The future is open-ended and that space will be filled with many imaginative possibilities.  If…

And here is the final caution.  The virus and the way we have dealt with it, has been like an earthquake.  It has shaken the very foundation of our economy. We apologize for mixing metaphors, but we have spoken for a long time about the “ballast” that the U.S. economy has.  It is massive, has depth and hidden resources, not the least of which is a base of knowledge, skill and creativity that has taken on major challenges and found solutions.  At this time our economy is the largest, most productive, stable and dynamic there is.  It may not be so forever, but it is now.  If the economy is quickly restored and if this reboot is done well, we can accelerate out of this inertia and confusion.  Perhaps it will take a year to see the momentum build, perhaps longer.

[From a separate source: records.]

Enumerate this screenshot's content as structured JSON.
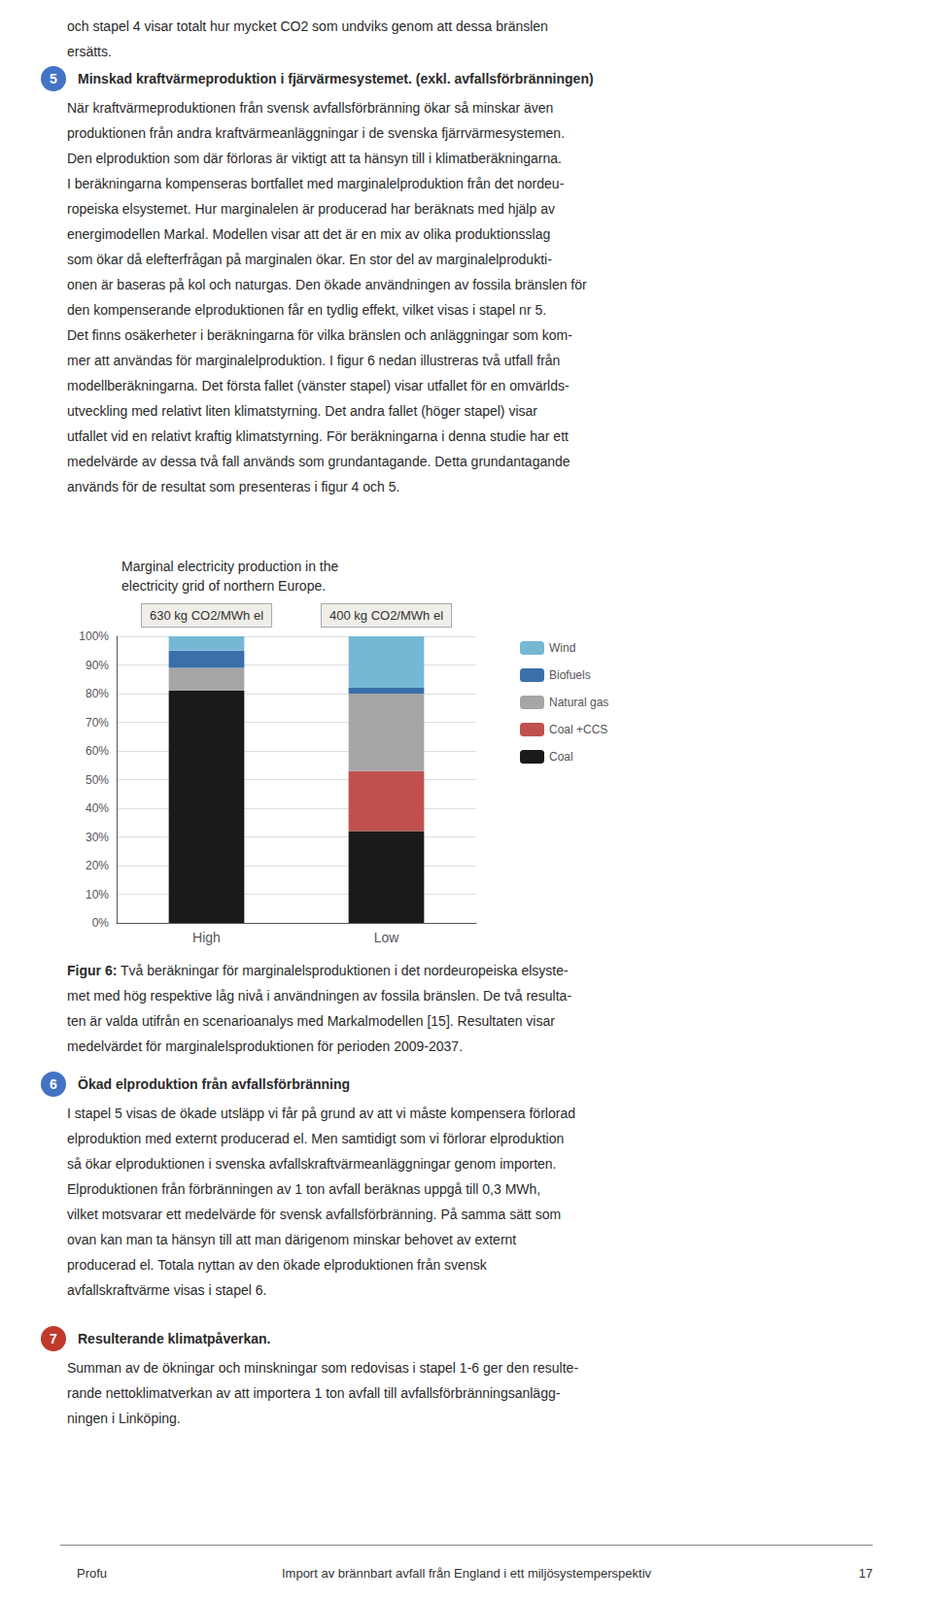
{
  "chart_data": {
    "type": "bar",
    "title": "Marginal electricity production in the\nelectricity grid of northern Europe.",
    "categories": [
      "High",
      "Low"
    ],
    "series": [
      {
        "name": "Coal",
        "color": "#1a1a1a",
        "values": [
          81,
          32
        ]
      },
      {
        "name": "Coal +CCS",
        "color": "#c0504d",
        "values": [
          0,
          21
        ]
      },
      {
        "name": "Natural gas",
        "color": "#a6a6a6",
        "values": [
          8,
          27
        ]
      },
      {
        "name": "Biofuels",
        "color": "#3a6faa",
        "values": [
          6,
          2
        ]
      },
      {
        "name": "Wind",
        "color": "#76b8d4",
        "values": [
          5,
          18
        ]
      }
    ],
    "stacked": true,
    "ylim": [
      0,
      100
    ],
    "yticks": [
      {
        "value": 0,
        "label": "0%"
      },
      {
        "value": 10,
        "label": "10%"
      },
      {
        "value": 20,
        "label": "20%"
      },
      {
        "value": 30,
        "label": "30%"
      },
      {
        "value": 40,
        "label": "40%"
      },
      {
        "value": 50,
        "label": "50%"
      },
      {
        "value": 60,
        "label": "60%"
      },
      {
        "value": 70,
        "label": "70%"
      },
      {
        "value": 80,
        "label": "80%"
      },
      {
        "value": 90,
        "label": "90%"
      },
      {
        "value": 100,
        "label": "100%"
      }
    ],
    "grid": true,
    "legend": "right",
    "annotations": [
      {
        "category": "High",
        "text": "630 kg CO2/MWh el"
      },
      {
        "category": "Low",
        "text": "400 kg CO2/MWh el"
      }
    ]
  },
  "page": {
    "top_lines": [
      "och stapel 4 visar totalt hur mycket CO2 som undviks genom att dessa bränslen",
      "ersätts."
    ],
    "sections": [
      {
        "number": 5,
        "color": "#4472c4",
        "title": "Minskad kraftvärmeproduktion i fjärvärmesystemet. (exkl. avfallsförbränningen)",
        "lines": [
          "När kraftvärmeproduktionen från svensk avfallsförbränning ökar så minskar även",
          "produktionen från andra kraftvärmeanläggningar i de svenska fjärrvärmesystemen.",
          "Den elproduktion som där förloras är viktigt att ta hänsyn till i klimatberäkningarna.",
          "I beräkningarna kompenseras bortfallet med marginalelproduktion från det nordeu-",
          "ropeiska elsystemet. Hur marginalelen är producerad har beräknats med hjälp av",
          "energimodellen Markal. Modellen visar att det är en mix av olika produktionsslag",
          "som ökar då elefterfrågan på marginalen ökar. En stor del av marginalelprodukti-",
          "onen är baseras på kol och naturgas. Den ökade användningen av fossila bränslen för",
          "den kompenserande elproduktionen får en tydlig effekt, vilket visas i stapel nr 5.",
          "Det finns osäkerheter i beräkningarna för vilka bränslen och anläggningar som kom-",
          "mer att användas för marginalelproduktion. I figur 6 nedan illustreras två utfall från",
          "modellberäkningarna. Det första fallet (vänster stapel) visar utfallet för en omvärlds-",
          "utveckling med relativt liten klimatstyrning. Det andra fallet (höger stapel) visar",
          "utfallet vid en relativt kraftig klimatstyrning. För beräkningarna i denna studie har ett",
          "medelvärde av dessa två fall används som grundantagande. Detta grundantagande",
          "används för de resultat som presenteras i figur 4 och 5."
        ]
      },
      {
        "number": 6,
        "color": "#4472c4",
        "title": "Ökad elproduktion från avfallsförbränning",
        "lines": [
          "I stapel 5 visas de ökade utsläpp vi får på grund av att vi måste kompensera förlorad",
          "elproduktion med externt producerad el. Men samtidigt som vi förlorar elproduktion",
          "så ökar elproduktionen i svenska avfallskraftvärmeanläggningar genom importen.",
          "Elproduktionen från förbränningen av 1 ton avfall beräknas uppgå till 0,3 MWh,",
          "vilket motsvarar ett medelvärde för svensk avfallsförbränning. På samma sätt som",
          "ovan kan man ta hänsyn till att man därigenom minskar behovet av externt",
          "producerad el. Totala nyttan av den ökade elproduktionen från svensk",
          "avfallskraftvärme visas i stapel 6."
        ]
      },
      {
        "number": 7,
        "color": "#c0392b",
        "title": "Resulterande klimatpåverkan.",
        "lines": [
          "Summan av de ökningar och minskningar som redovisas i stapel 1-6 ger den resulte-",
          "rande nettoklimatverkan av att importera 1 ton avfall till avfallsförbränningsanlägg-",
          "ningen i Linköping."
        ]
      }
    ],
    "caption": {
      "label": "Figur 6:",
      "lines": [
        "Två beräkningar för marginalelsproduktionen i det nordeuropeiska elsyste-",
        "met med hög respektive låg nivå i användningen av fossila bränslen. De två resulta-",
        "ten är valda utifrån en scenarioanalys med Markalmodellen [15]. Resultaten visar",
        "medelvärdet för marginalelsproduktionen för perioden 2009-2037."
      ]
    },
    "footer": {
      "left": "Profu",
      "center": "Import av brännbart avfall från England i ett miljösystemperspektiv",
      "right": "17"
    }
  }
}
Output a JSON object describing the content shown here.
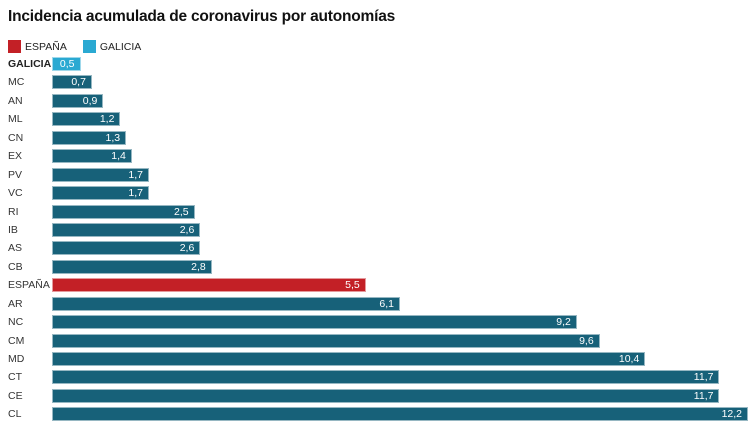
{
  "title": "Incidencia acumulada de coronavirus por autonomías",
  "legend": {
    "espana": {
      "label": "ESPAÑA",
      "color": "#c32026"
    },
    "galicia": {
      "label": "GALICIA",
      "color": "#2aa9d2"
    }
  },
  "colors": {
    "bar_default": "#176179",
    "bar_espana": "#c32026",
    "bar_galicia": "#2aa9d2",
    "value_text": "#ffffff",
    "label_text": "#333333",
    "background": "#ffffff"
  },
  "chart_data": {
    "type": "bar",
    "orientation": "horizontal",
    "title": "Incidencia acumulada de coronavirus por autonomías",
    "xlim": [
      0,
      12.2
    ],
    "grid": false,
    "legend_position": "top-left",
    "legend_entries": [
      "ESPAÑA",
      "GALICIA"
    ],
    "categories": [
      "GALICIA",
      "MC",
      "AN",
      "ML",
      "CN",
      "EX",
      "PV",
      "VC",
      "RI",
      "IB",
      "AS",
      "CB",
      "ESPAÑA",
      "AR",
      "NC",
      "CM",
      "MD",
      "CT",
      "CE",
      "CL"
    ],
    "values": [
      0.5,
      0.7,
      0.9,
      1.2,
      1.3,
      1.4,
      1.7,
      1.7,
      2.5,
      2.6,
      2.6,
      2.8,
      5.5,
      6.1,
      9.2,
      9.6,
      10.4,
      11.7,
      11.7,
      12.2
    ],
    "value_labels": [
      "0,5",
      "0,7",
      "0,9",
      "1,2",
      "1,3",
      "1,4",
      "1,7",
      "1,7",
      "2,5",
      "2,6",
      "2,6",
      "2,8",
      "5,5",
      "6,1",
      "9,2",
      "9,6",
      "10,4",
      "11,7",
      "11,7",
      "12,2"
    ],
    "bar_color_keys": [
      "galicia",
      "default",
      "default",
      "default",
      "default",
      "default",
      "default",
      "default",
      "default",
      "default",
      "default",
      "default",
      "espana",
      "default",
      "default",
      "default",
      "default",
      "default",
      "default",
      "default"
    ],
    "bold_categories": [
      "GALICIA"
    ]
  }
}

Let’s agree that 2020 is a lost year and devote whatever it takes to clear the debris field from the earthquake and reestablish the base of our economy and culture on a more secure, enlightened, just and open basis.  A dilemma that we as a country are now facing is that the Federal Reserve and congress have provided tremendous support to our economy. The dilemma is that this support may have the effect of continuing to prop up what should be allowed to find its own more sustainable growth trajectory. Until it does, the market will likely be more susceptible to ups and downs. Given this mixed scenario, our best assessment, based on the current situation, is that more reliable growth in the economy will emerge in 2021. 

Impact of the above on your investment strategy:

In the course of this coming year we see this as an appropriate time to jointly review your financial plans, your goals and investments. The goal of a regular review is to adjust wherever is necessary to help increase the probability of your success over the long term.

As always, we welcome and thank you for our collaboration.